AE= $\frac{6b}{10}$ , EB= $\frac{4b}{10}$ , AD=DC= $\frac{c}{2}$ The side lengths as shown in the figure can be found by ratios given.

$\triangle =\frac { 1 }{ 2 } cH\quad (here\quad H\quad is\quad the\quad height\quad of\quad \triangle ABC\quad with\quad base\quad AB)\\ H=\frac { 2\triangle }{ c } \quad \\ sinA=\frac { H }{ b } =\frac { 2\triangle }{ cb } \\ EI=sinA*EA=\frac { 2\triangle }{ cb } *\frac { 6b }{ 10 } =\frac { 6\triangle }{ 5c } \\ In\quad \triangle ADE,\quad FJ\quad ||\quad EI\quad \\ Applying\quad similarity, using DF:FE=8:2\\ FJ=\frac { 8EI }{ 10 } =\frac { 24\triangle }{ 25c } \quad (FJ\quad is\quad height\quad of\quad \triangle DFC)\\ { \triangle }_{ 1 }\quad =\quad \frac { 1 }{ 2 } *\frac { c }{ 2 } *FJ\quad =\quad \frac { 6\triangle }{ 25 } .\\$

In the very similar way, we find the area of triangle(EFB) from FG. After finding FG from DH.
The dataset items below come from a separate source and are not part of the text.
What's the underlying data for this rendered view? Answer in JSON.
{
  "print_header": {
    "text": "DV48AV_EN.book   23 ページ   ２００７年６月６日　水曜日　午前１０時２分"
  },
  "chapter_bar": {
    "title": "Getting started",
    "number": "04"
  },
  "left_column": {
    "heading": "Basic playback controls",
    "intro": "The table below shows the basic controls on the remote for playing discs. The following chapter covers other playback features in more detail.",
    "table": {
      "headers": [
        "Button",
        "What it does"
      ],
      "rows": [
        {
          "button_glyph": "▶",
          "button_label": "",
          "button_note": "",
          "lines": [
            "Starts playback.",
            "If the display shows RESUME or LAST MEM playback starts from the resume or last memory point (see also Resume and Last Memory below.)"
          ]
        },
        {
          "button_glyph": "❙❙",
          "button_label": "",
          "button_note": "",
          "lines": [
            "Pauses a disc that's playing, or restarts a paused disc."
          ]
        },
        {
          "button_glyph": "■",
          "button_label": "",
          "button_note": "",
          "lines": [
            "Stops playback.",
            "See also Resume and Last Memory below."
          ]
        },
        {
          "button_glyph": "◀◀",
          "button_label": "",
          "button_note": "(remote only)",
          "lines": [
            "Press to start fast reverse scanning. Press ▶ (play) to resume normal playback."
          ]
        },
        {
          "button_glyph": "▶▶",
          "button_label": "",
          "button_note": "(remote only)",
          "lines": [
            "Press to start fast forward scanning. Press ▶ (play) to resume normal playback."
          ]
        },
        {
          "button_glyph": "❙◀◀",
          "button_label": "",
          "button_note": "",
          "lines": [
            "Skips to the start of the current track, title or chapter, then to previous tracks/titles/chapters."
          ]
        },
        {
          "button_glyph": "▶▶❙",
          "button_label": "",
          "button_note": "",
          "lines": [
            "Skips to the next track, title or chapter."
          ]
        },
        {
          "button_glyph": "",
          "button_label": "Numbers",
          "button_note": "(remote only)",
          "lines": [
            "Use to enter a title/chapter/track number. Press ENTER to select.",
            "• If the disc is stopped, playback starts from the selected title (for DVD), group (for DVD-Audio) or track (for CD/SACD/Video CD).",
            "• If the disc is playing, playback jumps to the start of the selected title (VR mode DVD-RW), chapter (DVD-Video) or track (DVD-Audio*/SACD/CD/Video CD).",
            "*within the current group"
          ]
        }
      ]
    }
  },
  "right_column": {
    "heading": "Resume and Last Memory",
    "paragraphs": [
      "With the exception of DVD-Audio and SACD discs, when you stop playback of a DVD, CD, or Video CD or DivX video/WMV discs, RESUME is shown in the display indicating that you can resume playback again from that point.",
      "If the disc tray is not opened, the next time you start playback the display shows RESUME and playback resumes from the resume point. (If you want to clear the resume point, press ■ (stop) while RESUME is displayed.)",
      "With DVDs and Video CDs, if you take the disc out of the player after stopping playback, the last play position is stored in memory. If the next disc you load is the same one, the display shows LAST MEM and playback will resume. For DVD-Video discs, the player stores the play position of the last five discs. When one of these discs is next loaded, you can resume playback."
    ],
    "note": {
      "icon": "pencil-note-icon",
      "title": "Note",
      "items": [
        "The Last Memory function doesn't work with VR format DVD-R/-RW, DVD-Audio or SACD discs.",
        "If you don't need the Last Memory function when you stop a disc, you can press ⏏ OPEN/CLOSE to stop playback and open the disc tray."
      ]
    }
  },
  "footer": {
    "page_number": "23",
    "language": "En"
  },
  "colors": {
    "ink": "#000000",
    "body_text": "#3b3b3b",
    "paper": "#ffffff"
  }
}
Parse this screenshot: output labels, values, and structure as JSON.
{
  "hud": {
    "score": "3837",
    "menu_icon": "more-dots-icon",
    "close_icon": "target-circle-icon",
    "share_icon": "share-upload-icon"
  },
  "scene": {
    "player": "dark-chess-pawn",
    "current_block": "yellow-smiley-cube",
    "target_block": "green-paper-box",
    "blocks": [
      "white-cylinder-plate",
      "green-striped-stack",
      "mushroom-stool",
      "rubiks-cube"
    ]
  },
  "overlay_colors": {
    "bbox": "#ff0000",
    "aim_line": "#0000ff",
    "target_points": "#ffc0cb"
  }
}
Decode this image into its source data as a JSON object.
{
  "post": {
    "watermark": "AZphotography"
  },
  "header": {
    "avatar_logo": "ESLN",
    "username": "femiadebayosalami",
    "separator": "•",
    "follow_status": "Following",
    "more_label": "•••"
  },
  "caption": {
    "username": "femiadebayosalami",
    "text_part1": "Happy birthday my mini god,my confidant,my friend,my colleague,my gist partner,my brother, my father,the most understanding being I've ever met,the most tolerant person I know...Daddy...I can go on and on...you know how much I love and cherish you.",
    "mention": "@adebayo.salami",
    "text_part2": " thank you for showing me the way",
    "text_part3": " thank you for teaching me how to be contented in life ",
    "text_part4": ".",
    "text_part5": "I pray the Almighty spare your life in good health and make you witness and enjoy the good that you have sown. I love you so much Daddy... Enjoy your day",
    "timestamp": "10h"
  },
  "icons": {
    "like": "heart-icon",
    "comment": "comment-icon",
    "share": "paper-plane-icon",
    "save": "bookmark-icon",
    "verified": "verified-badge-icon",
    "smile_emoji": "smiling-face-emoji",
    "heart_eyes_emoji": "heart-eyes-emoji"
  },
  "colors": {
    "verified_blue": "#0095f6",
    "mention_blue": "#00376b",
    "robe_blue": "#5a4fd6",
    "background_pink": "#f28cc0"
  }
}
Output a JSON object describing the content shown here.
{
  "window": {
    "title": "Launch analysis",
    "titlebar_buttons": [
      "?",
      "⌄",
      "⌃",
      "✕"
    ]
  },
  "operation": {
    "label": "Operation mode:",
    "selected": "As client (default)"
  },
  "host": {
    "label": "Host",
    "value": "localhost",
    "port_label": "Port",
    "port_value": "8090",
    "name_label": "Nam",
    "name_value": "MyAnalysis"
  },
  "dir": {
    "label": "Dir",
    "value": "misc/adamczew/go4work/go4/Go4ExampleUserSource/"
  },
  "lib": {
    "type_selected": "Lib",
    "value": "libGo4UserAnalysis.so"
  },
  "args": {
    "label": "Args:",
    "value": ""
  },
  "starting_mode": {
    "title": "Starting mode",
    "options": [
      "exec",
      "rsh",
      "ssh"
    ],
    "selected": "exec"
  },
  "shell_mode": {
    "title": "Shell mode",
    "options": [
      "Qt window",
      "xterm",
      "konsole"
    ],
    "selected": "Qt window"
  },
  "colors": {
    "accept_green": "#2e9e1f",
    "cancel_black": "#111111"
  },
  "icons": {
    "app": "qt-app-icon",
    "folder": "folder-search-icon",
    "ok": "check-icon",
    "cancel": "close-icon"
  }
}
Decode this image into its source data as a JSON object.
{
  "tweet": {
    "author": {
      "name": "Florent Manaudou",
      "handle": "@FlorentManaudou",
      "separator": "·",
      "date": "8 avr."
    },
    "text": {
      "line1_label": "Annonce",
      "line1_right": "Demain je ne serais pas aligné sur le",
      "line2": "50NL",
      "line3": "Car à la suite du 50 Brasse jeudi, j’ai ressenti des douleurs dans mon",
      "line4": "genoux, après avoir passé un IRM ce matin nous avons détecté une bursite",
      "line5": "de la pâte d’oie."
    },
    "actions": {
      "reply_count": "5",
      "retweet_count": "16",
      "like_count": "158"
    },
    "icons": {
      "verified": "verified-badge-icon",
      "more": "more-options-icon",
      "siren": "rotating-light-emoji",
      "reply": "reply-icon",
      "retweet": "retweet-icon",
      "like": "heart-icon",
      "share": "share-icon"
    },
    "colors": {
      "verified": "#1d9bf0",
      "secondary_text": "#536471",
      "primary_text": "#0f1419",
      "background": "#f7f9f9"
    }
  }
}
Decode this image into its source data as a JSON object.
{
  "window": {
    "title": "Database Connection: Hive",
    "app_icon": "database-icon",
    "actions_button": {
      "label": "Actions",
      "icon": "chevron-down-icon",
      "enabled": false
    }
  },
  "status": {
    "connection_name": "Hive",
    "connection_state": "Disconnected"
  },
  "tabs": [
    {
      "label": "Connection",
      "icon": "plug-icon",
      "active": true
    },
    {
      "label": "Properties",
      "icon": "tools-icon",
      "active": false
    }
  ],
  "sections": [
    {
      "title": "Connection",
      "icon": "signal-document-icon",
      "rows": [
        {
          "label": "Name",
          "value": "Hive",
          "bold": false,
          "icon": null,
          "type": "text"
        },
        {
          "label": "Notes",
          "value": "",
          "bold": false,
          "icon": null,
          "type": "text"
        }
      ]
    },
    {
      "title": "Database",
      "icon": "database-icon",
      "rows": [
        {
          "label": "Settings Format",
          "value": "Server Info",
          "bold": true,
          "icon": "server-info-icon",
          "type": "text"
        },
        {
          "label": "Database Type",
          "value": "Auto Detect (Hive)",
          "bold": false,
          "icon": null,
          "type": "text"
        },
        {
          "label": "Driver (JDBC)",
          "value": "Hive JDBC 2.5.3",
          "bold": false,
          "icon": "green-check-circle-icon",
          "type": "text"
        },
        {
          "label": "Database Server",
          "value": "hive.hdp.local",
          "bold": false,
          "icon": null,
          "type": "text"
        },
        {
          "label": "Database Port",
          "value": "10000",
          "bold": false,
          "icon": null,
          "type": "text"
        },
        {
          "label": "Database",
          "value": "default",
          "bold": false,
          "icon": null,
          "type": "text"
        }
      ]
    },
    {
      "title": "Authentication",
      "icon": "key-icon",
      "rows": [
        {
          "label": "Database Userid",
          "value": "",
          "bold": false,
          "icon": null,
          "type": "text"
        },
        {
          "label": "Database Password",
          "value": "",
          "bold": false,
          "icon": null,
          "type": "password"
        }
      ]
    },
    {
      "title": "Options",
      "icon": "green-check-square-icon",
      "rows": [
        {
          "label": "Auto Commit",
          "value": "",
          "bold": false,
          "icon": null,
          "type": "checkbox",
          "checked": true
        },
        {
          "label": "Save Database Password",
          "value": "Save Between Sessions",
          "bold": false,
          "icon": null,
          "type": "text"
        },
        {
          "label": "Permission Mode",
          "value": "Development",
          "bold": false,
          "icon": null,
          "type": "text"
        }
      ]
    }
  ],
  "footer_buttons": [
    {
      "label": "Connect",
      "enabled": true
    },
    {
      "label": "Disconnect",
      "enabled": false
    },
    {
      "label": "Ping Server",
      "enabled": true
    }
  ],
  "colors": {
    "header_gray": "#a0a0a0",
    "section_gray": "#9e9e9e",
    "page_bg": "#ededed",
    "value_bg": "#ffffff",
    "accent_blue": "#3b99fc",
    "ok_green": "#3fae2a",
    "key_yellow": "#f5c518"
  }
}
${ \triangle }_{ 2 }\quad =\quad \frac { \triangle }{ 25 } .$

$P=\frac { { \triangle }_{ 1 } }{ \triangle } =\frac { 6 }{ 25 } \\ Q=\frac { { \triangle }_{ 2 } }{ \triangle } =\frac { 1 }{ 25 }$

2P+10Q=0.88.

We're done!

For generalization the same steps can be followed through variables.